In the modern world of technology / fitting, launch monitors are available at many off-course and practice facilities to provide empirical testing. These facilities might even offer a Golf Ball Fitting package, which amounts to hitting several different brands and models of balls into a net and providing an analysis as to which one they think you should consider based on the data accumulated.

However, you or your customer should not rely solely on the launch monitor results with the driver. The reasoning is you will not see much of a difference between the ball’s trajectories and spin rates across the various brands using your driver as you would with your scoring clubs. After all, you will be using your driver roughly 14 times a round leaving the bulk of your shots to all the other clubs in the bag.

One type of ball we did not mention was range balls. It may come as a surprise that most club fittings, except for touring professionals, will be conducted using range balls. These will be 2-piece distance balls with covers designed for durability. During a fitting, the customer may be hitting upwards of 3 or 4 dozen balls (or more). The club fitter is not going to invest in $150-$200 worth of Titleist ProV1 balls to sail out on a range where they will have to be separated by someone who collects the balls if they do not get lost, damaged, or stolen in the process.

As we said before, when fitting a driver there is less of a difference in launch and spin number from one model to another and this holds true for the most part with range balls if they are fairly new and in good condition.  The practice facility I frequent purchases new range balls each year as they conduct a lot of fittings. At year end they sell the balls to other ranges. If you fit customers at your local range (with the owner’s permission of course), you are at the mercy the condition the golf balls are in.

To fit golf balls properly, your best bet is to go outside and hit half shots to a green with a wedge. Here is where you are going to see the biggest difference in trajectory and spin amongst the variety of balls on the market. The 2-piece distance balls with ionomer covers will fly high and spin the least once they hit the greens. Urethane covered balls will spin more in general. The 4 and 5-piece balls will come off the clubface at a lower launch angle but checkup and spin more once they hit the green.

If the course is not busy, you might also take a couple different balls to compare full shots with a higher launching club, such as your pitching or sand wedge that you may use from 100 yards out (into the wind may be best). Then judge the actual distance, direction, how high the ball goes and how it stops on the green. One reason is a few of the launch monitors may not give as precise information with the higher lofted clubs as they do with the driver. You might even conduct this same test at 150 yards out with whatever club you use from that distance.

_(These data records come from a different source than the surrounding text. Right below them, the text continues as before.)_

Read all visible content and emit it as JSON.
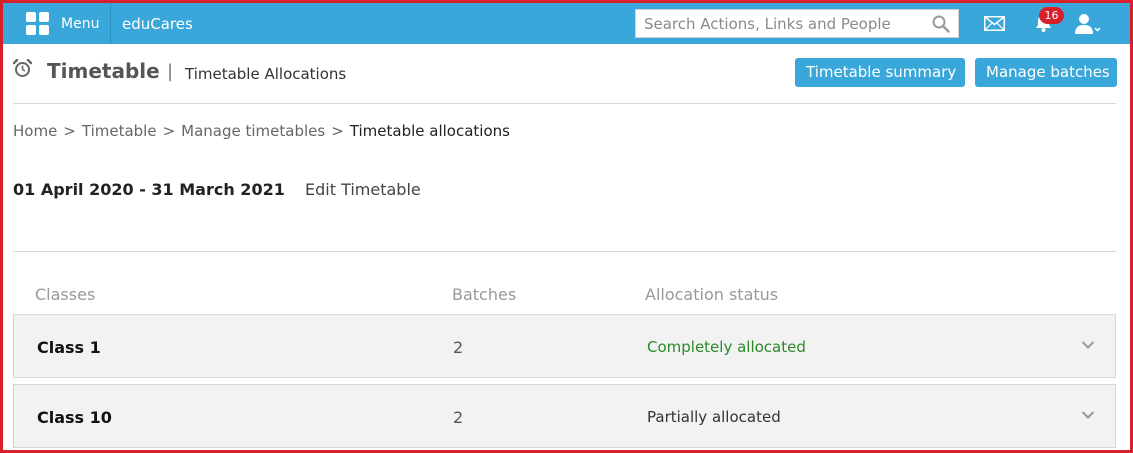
{
  "topbar": {
    "menu_label": "Menu",
    "brand": "eduCares",
    "search_placeholder": "Search Actions, Links and People",
    "notification_count": "16",
    "colors": {
      "bar": "#3aa7db",
      "badge": "#d8202c"
    }
  },
  "header": {
    "title": "Timetable",
    "separator": "|",
    "subtitle": "Timetable Allocations",
    "buttons": {
      "summary": "Timetable summary",
      "batches": "Manage batches"
    }
  },
  "breadcrumb": {
    "items": [
      "Home",
      "Timetable",
      "Manage timetables"
    ],
    "separator": ">",
    "current": "Timetable allocations"
  },
  "period": {
    "range": "01 April 2020 - 31 March 2021",
    "edit_label": "Edit Timetable"
  },
  "table": {
    "columns": [
      "Classes",
      "Batches",
      "Allocation status"
    ],
    "rows": [
      {
        "class": "Class 1",
        "batches": "2",
        "status": "Completely allocated",
        "status_color": "#2a8a2a"
      },
      {
        "class": "Class 10",
        "batches": "2",
        "status": "Partially allocated",
        "status_color": "#333333"
      }
    ]
  },
  "icons": {
    "menu": "grid-icon",
    "search": "search-icon",
    "mail": "mail-icon",
    "notifications": "bell-icon",
    "user": "user-icon",
    "page": "alarm-clock-icon",
    "row_expand": "chevron-down-icon"
  }
}
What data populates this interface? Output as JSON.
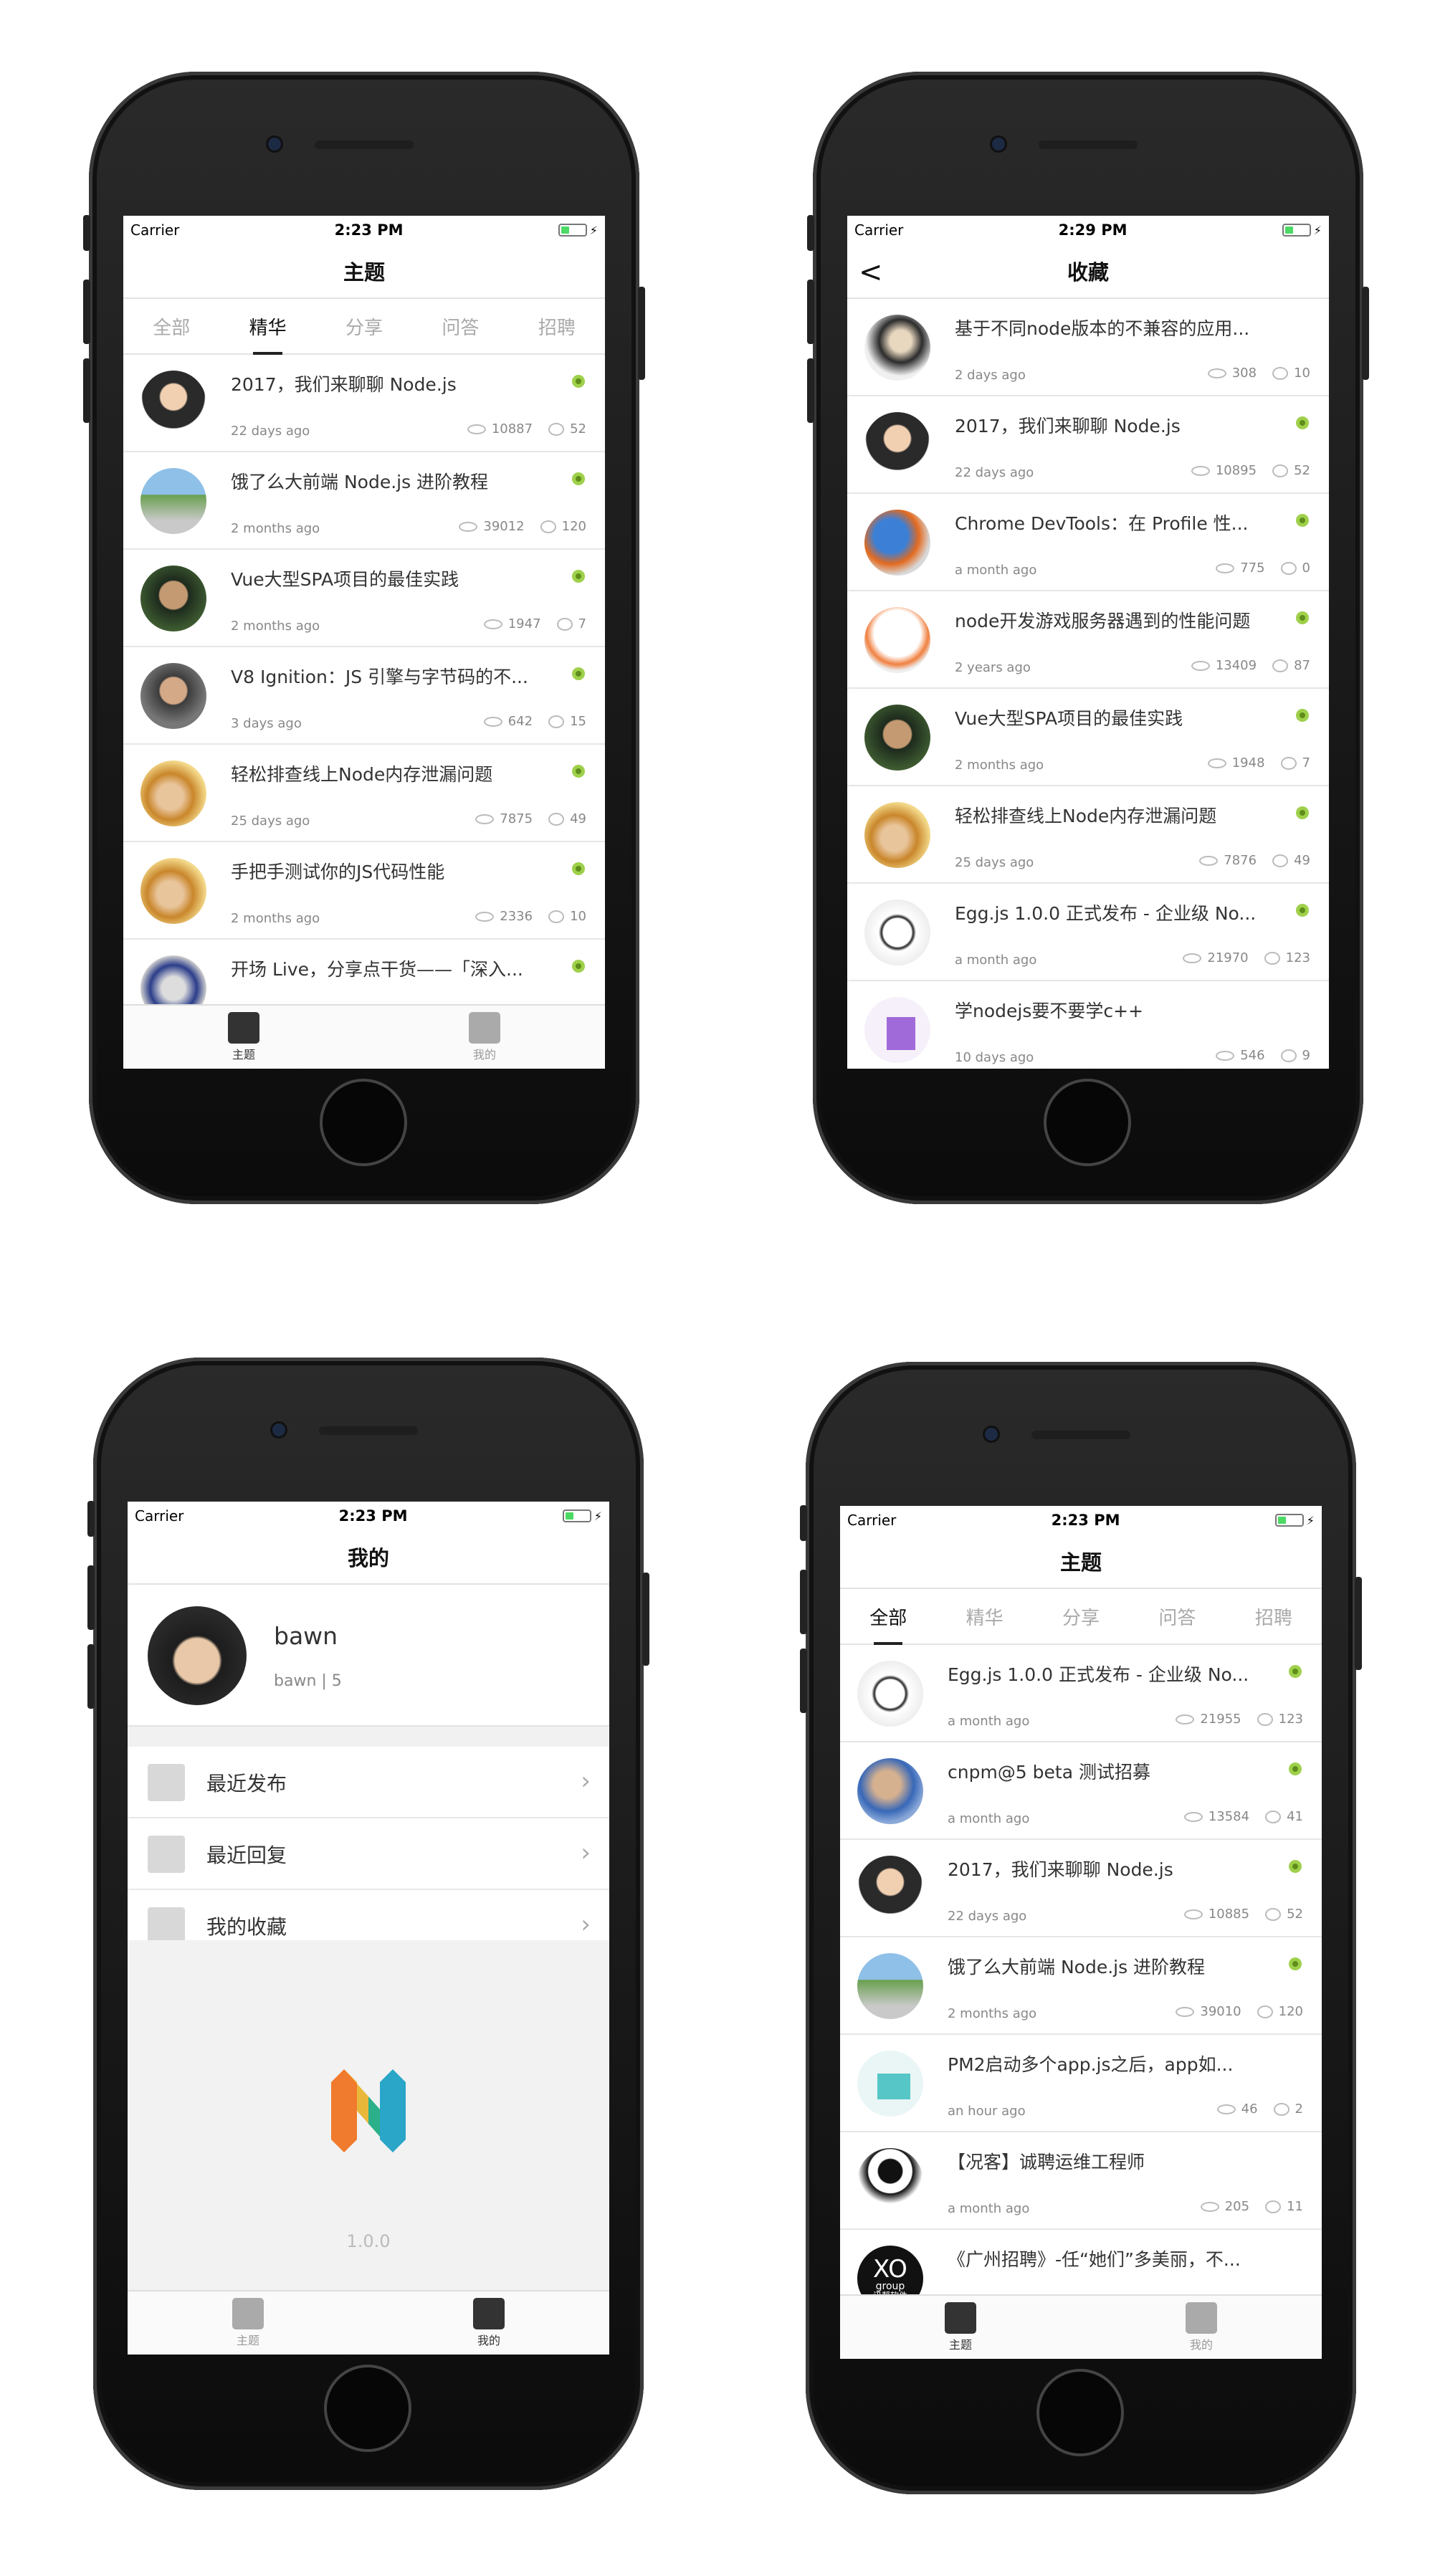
{
  "status": {
    "carrier": "Carrier",
    "bolt": "⚡",
    "time1": "2:23 PM",
    "time2": "2:29 PM",
    "time3": "2:23 PM",
    "time4": "2:23 PM"
  },
  "p1": {
    "title": "主题",
    "tabs": [
      "全部",
      "精华",
      "分享",
      "问答",
      "招聘"
    ],
    "rows": [
      {
        "title": "2017，我们来聊聊 Node.js",
        "age": "22 days ago",
        "views": "10887",
        "replies": "52"
      },
      {
        "title": "饿了么大前端 Node.js 进阶教程",
        "age": "2 months ago",
        "views": "39012",
        "replies": "120"
      },
      {
        "title": "Vue大型SPA项目的最佳实践",
        "age": "2 months ago",
        "views": "1947",
        "replies": "7"
      },
      {
        "title": "V8 Ignition：JS 引擎与字节码的不...",
        "age": "3 days ago",
        "views": "642",
        "replies": "15"
      },
      {
        "title": "轻松排查线上Node内存泄漏问题",
        "age": "25 days ago",
        "views": "7875",
        "replies": "49"
      },
      {
        "title": "手把手测试你的JS代码性能",
        "age": "2 months ago",
        "views": "2336",
        "replies": "10"
      },
      {
        "title": "开场 Live，分享点干货——「深入...",
        "age": "",
        "views": "",
        "replies": ""
      }
    ],
    "tabbar": [
      "主题",
      "我的"
    ]
  },
  "p2": {
    "title": "收藏",
    "back": "<",
    "rows": [
      {
        "title": "基于不同node版本的不兼容的应用...",
        "age": "2 days ago",
        "views": "308",
        "replies": "10"
      },
      {
        "title": "2017，我们来聊聊 Node.js",
        "age": "22 days ago",
        "views": "10895",
        "replies": "52"
      },
      {
        "title": "Chrome DevTools：在 Profile 性...",
        "age": "a month ago",
        "views": "775",
        "replies": "0"
      },
      {
        "title": "node开发游戏服务器遇到的性能问题",
        "age": "2 years ago",
        "views": "13409",
        "replies": "87"
      },
      {
        "title": "Vue大型SPA项目的最佳实践",
        "age": "2 months ago",
        "views": "1948",
        "replies": "7"
      },
      {
        "title": "轻松排查线上Node内存泄漏问题",
        "age": "25 days ago",
        "views": "7876",
        "replies": "49"
      },
      {
        "title": "Egg.js 1.0.0 正式发布 - 企业级 No...",
        "age": "a month ago",
        "views": "21970",
        "replies": "123"
      },
      {
        "title": "学nodejs要不要学c++",
        "age": "10 days ago",
        "views": "546",
        "replies": "9"
      }
    ]
  },
  "p3": {
    "title": "我的",
    "name": "bawn",
    "sub": "bawn | 5",
    "menu": [
      "最近发布",
      "最近回复",
      "我的收藏"
    ],
    "chev": "›",
    "version": "1.0.0",
    "tabbar": [
      "主题",
      "我的"
    ]
  },
  "p4": {
    "title": "主题",
    "tabs": [
      "全部",
      "精华",
      "分享",
      "问答",
      "招聘"
    ],
    "rows": [
      {
        "title": "Egg.js 1.0.0 正式发布 - 企业级 No...",
        "age": "a month ago",
        "views": "21955",
        "replies": "123"
      },
      {
        "title": "cnpm@5 beta 测试招募",
        "age": "a month ago",
        "views": "13584",
        "replies": "41"
      },
      {
        "title": "2017，我们来聊聊 Node.js",
        "age": "22 days ago",
        "views": "10885",
        "replies": "52"
      },
      {
        "title": "饿了么大前端 Node.js 进阶教程",
        "age": "2 months ago",
        "views": "39010",
        "replies": "120"
      },
      {
        "title": "PM2启动多个app.js之后，app如...",
        "age": "an hour ago",
        "views": "46",
        "replies": "2"
      },
      {
        "title": "【况客】诚聘运维工程师",
        "age": "a month ago",
        "views": "205",
        "replies": "11"
      },
      {
        "title": "《广州招聘》-任“她们”多美丽，不...",
        "age": "",
        "views": "",
        "replies": ""
      }
    ],
    "avatarText": [
      "XO",
      "group",
      "讯帮软件"
    ],
    "tabbar": [
      "主题",
      "我的"
    ]
  },
  "colors": {
    "badge": "#9fd04b",
    "accent": "#333333"
  }
}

5 sleeves of different golf balls5 sleeves of different golf balls

Finally, make sure to head to the putting green with a sampling of balls. This is where you will notice the sound and feel of the ball coming off the face or face insert. In some cases you may get a muted sound from the softer or lower compression balls and for firmer balls more of a “click” on longer putts, from say 20 feet away.

Ball Fitting Summary

Ball fitting is a science in which the lab is your course. Obviously, some golfers will not be able to tell the performance difference between balls as their skill level may not be able to make repeatable results, but they can at least tell a difference in feel. Understand the weaknesses you or your customer has especially on and around the greens. If the player never gets the ball to the hole, remember the last thing they need is a ball that is designed to spin more. Also factor such things as how windy it is and how firm the greens are. Do not be afraid to experiment and once you find what type of ball you like then it becomes easier to know what to look for if you decide to try a different brand or a replacement ball if and when the manufacturer no longer offers it.